The trucker involved in the Humboldt Broncos bus crash in April of 2018 has lost his latest bid to stay in Canada.
A federal court judge has dismissed applications from Jaskirat Singh Sidhu, who was fighting deportation to his home country of India now that he has served his prison sentence.
The Broncos were on their way to an SJHL playoff game in Nipawin on April 6, 2018 when their bus collided with Sidhu’s semi at a rural intersection near Tisdale.
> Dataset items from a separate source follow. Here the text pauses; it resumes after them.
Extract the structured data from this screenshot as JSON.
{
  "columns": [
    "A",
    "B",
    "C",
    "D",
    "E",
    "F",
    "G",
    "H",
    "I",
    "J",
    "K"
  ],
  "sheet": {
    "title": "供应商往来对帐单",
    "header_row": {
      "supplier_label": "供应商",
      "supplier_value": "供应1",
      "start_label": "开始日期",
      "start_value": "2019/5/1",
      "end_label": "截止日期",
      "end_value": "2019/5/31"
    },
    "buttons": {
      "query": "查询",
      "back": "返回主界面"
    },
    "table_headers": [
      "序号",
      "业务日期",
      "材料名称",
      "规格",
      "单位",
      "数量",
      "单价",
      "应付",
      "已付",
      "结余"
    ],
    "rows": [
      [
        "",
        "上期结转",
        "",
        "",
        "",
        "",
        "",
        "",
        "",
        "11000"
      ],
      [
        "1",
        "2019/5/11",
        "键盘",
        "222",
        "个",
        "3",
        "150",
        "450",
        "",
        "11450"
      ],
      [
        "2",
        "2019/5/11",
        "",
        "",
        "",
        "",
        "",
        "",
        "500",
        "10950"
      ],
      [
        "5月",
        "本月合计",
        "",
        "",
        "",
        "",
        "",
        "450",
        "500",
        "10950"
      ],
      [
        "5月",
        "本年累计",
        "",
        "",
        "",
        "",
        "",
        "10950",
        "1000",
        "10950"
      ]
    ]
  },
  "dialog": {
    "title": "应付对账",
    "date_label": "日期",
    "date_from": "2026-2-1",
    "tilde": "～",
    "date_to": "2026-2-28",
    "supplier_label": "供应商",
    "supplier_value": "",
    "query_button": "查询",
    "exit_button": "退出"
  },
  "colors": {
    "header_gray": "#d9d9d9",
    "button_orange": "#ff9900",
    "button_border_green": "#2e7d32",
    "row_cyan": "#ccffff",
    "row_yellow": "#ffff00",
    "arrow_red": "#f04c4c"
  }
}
The semi had gone through a stop sign and into the path of the bus.
Sixteen people on the bus died as a result of the crash and 13 others were injured.
In 2019, Sidhu was sentenced to eight years in prison after pleading guilty to 16 charges of dangerous driving causing death and 13 counts of dangerous driving causing bodily harm in the wake of the crash.
Sidhu was granted day parole for six months in July of 2022. He got full parole after following conditions set out by the Parole Board of Canada and, according to his lawyer, is now working in Calgary.
However, the Canada Border Services Agency (CBSA) had recommended that Sidhu be handed over to the Immigration and Refugee Board to decide whether he should be deported.
Sidhu’s lawyer, Michael Greene, argued before the Federal Court in September that the CBSA should not have made that recommendation.
Greene told the court during the September hearing that his client caused a national tragedy and “immeasurable pain and suffering,” but the border officials who did the report didn’t factor in Sidhu’s previously clean record and his level of remorse.
“The officer and the minister’s delegate unreasonably restricted their assessment to considering the past consequences of the offence while failing to give any real consideration to the future risk to public safety and security,” Greene told court.
“In effect, they made this case about punishment and retribution.”
Greene also referred to a report from a psychologist saying Sidhu had suffered post-traumatic stress disorder and depression as a result of the crash, and if he was sent back to India, his condition would “continue to deteriorate.”
Greene asked that the CBSA be ordered to conduct a second review of the case.
In the decision released Thursday, Justice Paul Crampton rejected the request.
Crampton wrote that Sidhu was seeking to have two decisions about his future in Canada “set aside and remitted for reconsideration by different decision-makers.”
One decision was by a CBSA officer recommending that Sidhu be considered for deportation, and the other was by a delegate for the Minister of Public Safety and Emergency Preparedness who found the CBSA officer’s decision to be well-founded.
“I find that the processes followed by the Officer and the Delegate were fair, having regard to all of the circumstances,” the judge wrote. “I also find that the Decisions were not unreasonable.”
He added that Sidhu can still ask for permanent resident status on humanitarian and compassionate grounds.
In the first paragraph of his decision, Crampton called the circumstances leading to the case “heartbreaking” and “truly tragic for everyone involved.”
He later added: “Unfortunately, regardless of my determinations, the healing required to return to some form of a better life may become more difficult for some people who wish for a different outcome than the one I reach.”
Some of the victims’ families have said Sidhu should be deported, while others have supported his bid to stay in Canada.